I was only able to get a few pics of Cricket at the beach. Dogs weren't allowed to run free, so she couldn't rlh, but I did get some of Piper & Cricket in the surf:


----------



## pjewel (Apr 11, 2007)

That second picture is incredible. What a beautiful girl she is.


----------



## Missy (Nov 6, 2006)

What Beautiful Girls they both are.


----------



## Posh's Mom (Dec 20, 2007)

Great pics Kim you have two lovely girls.


----------



## ama0722 (Nov 28, 2006)

What lovely photos- definitely a great one for your desk


----------



## Me&2Girls (May 11, 2007)

Wow neat photos. Love the two beauties together.


----------



## LuvCicero (Mar 31, 2008)

The pictues are wonderful. What a great memory that will be 20 years from now. My children love to look back over their childhood with their pets. Two pretty girls.


----------



## Salsa's Mom (Mar 18, 2008)

What a fun day at the beach! Wonderful photos of your cute girls!


----------



## Redorr (Feb 2, 2008)

What beautiful photos. And how big Cricket is getting!


----------



## Julie (Feb 8, 2007)

What an adorable pair!


----------



## BeverlyA (Oct 29, 2006)

Beautiful Kim!! What wonderful memories you're preserving too, good for you!

Beverly


----------



## Poornima (Jun 29, 2007)

You have very cute girls.


----------



## good buddy (Feb 20, 2007)

What beautiful girls you have!


----------



## hartman studio (Feb 14, 2008)

Kim, great pictures!

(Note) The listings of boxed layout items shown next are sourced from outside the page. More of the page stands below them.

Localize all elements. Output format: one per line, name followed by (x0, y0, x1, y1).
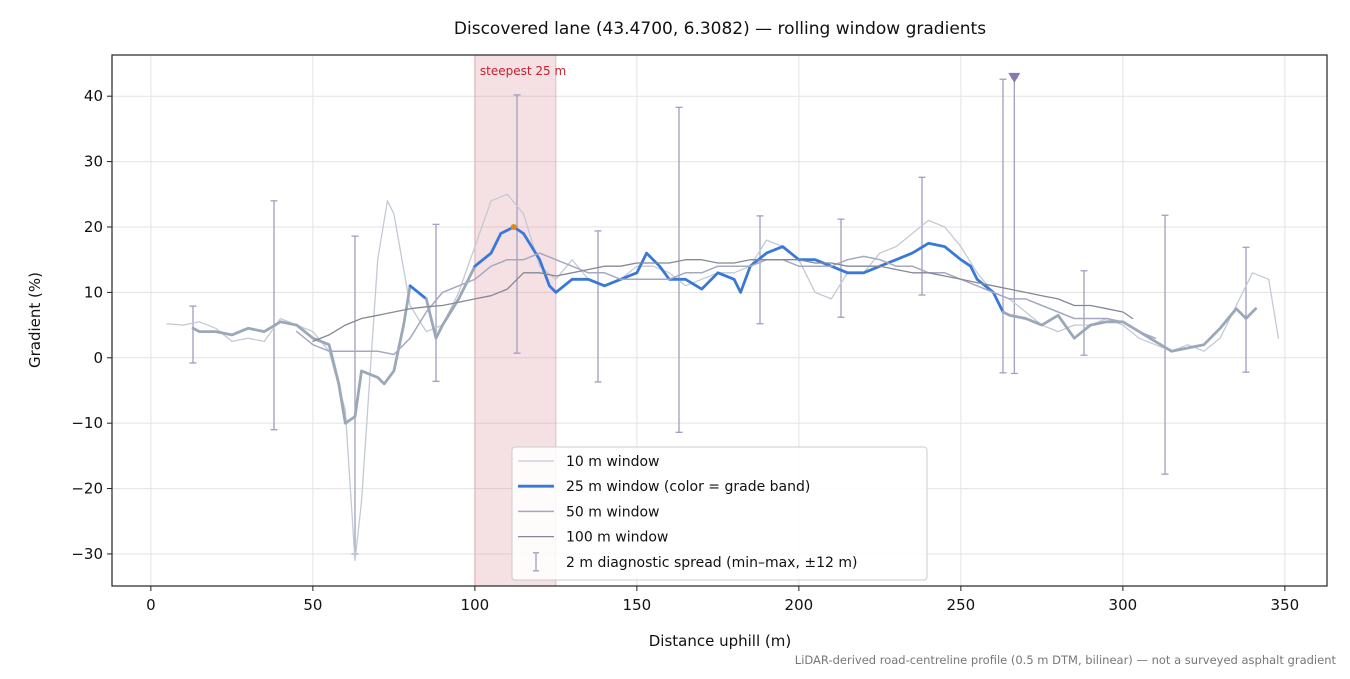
series-line (295, 252, 1157, 356)
x-tick-label: 150 (623, 596, 652, 614)
legend-label: 25 m window (color = grade band) (566, 479, 810, 495)
series-line (312, 259, 1134, 343)
chart-title: Discovered lane (43.4700, 6.3082) — roll… (454, 19, 986, 39)
series-line (191, 284, 412, 425)
x-axis-label: Distance uphill (m) (649, 632, 791, 650)
series-line (424, 264, 477, 340)
legend: 10 m window 25 m window (color = grade ba… (511, 446, 928, 581)
y-tick-label: −30 (71, 545, 103, 563)
y-tick-label: 30 (84, 153, 103, 171)
legend-box (511, 446, 928, 581)
x-tick-label: 0 (146, 596, 156, 614)
plot-frame (111, 54, 1328, 587)
x-tick-label: 100 (461, 596, 490, 614)
series-line (408, 284, 428, 301)
series-line (473, 225, 1005, 314)
x-tick-label: 50 (303, 596, 322, 614)
y-axis-label: Gradient (%) (26, 272, 44, 368)
legend-label: 100 m window (566, 530, 668, 546)
legend-label: 50 m window (566, 504, 659, 520)
x-tick-label: 300 (1109, 596, 1138, 614)
y-tick-label: 0 (93, 349, 103, 367)
footnote: LiDAR-derived road-centreline profile (0… (795, 653, 1337, 667)
steepest-marker (510, 223, 517, 230)
legend-label: 2 m diagnostic spread (min–max, ±12 m) (566, 555, 857, 571)
legend-label: 10 m window (566, 454, 659, 470)
y-tick-label: 20 (84, 218, 103, 236)
peak-marker (1008, 72, 1021, 83)
y-tick-label: −10 (71, 414, 103, 432)
x-tick-label: 350 (1271, 596, 1300, 614)
x-tick-label: 250 (947, 596, 976, 614)
highlight-label: steepest 25 m (480, 64, 566, 78)
x-tick-label: 200 (785, 596, 814, 614)
y-tick-label: −20 (71, 480, 103, 498)
y-tick-label: 40 (84, 87, 103, 105)
y-tick-label: 10 (84, 283, 103, 301)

I love the second one.


----------



## Leslie (Feb 28, 2007)

Most definitely "enlarging and framing" quality  Kim, you've got a couple of beautiful girls!


----------



## Tritia (Nov 17, 2007)

What cute pics. And wow..your daughter is beautiful!! (you do remember I have four boys, right?.  )


----------



## casperkeep (May 16, 2007)

Those are some really cute pics of your girls. Looks like they had a good time.


----------



## michi715 (Apr 8, 2008)

Great pictures!


----------



## Doggie Nut (Oct 20, 2006)

Your girls are gorgeous....sweet as sugar!


----------



## EstrellaVila (Nov 30, 2007)

Great pictures!! They look like they had tons of fun at the beach =)


----------



## suzyfrtz (Nov 12, 2007)

Cricket looks totally relaxed in your daughter's arms in spite of the raging surf. Totally loved and trusting. Beautiful photos.

Suzy


----------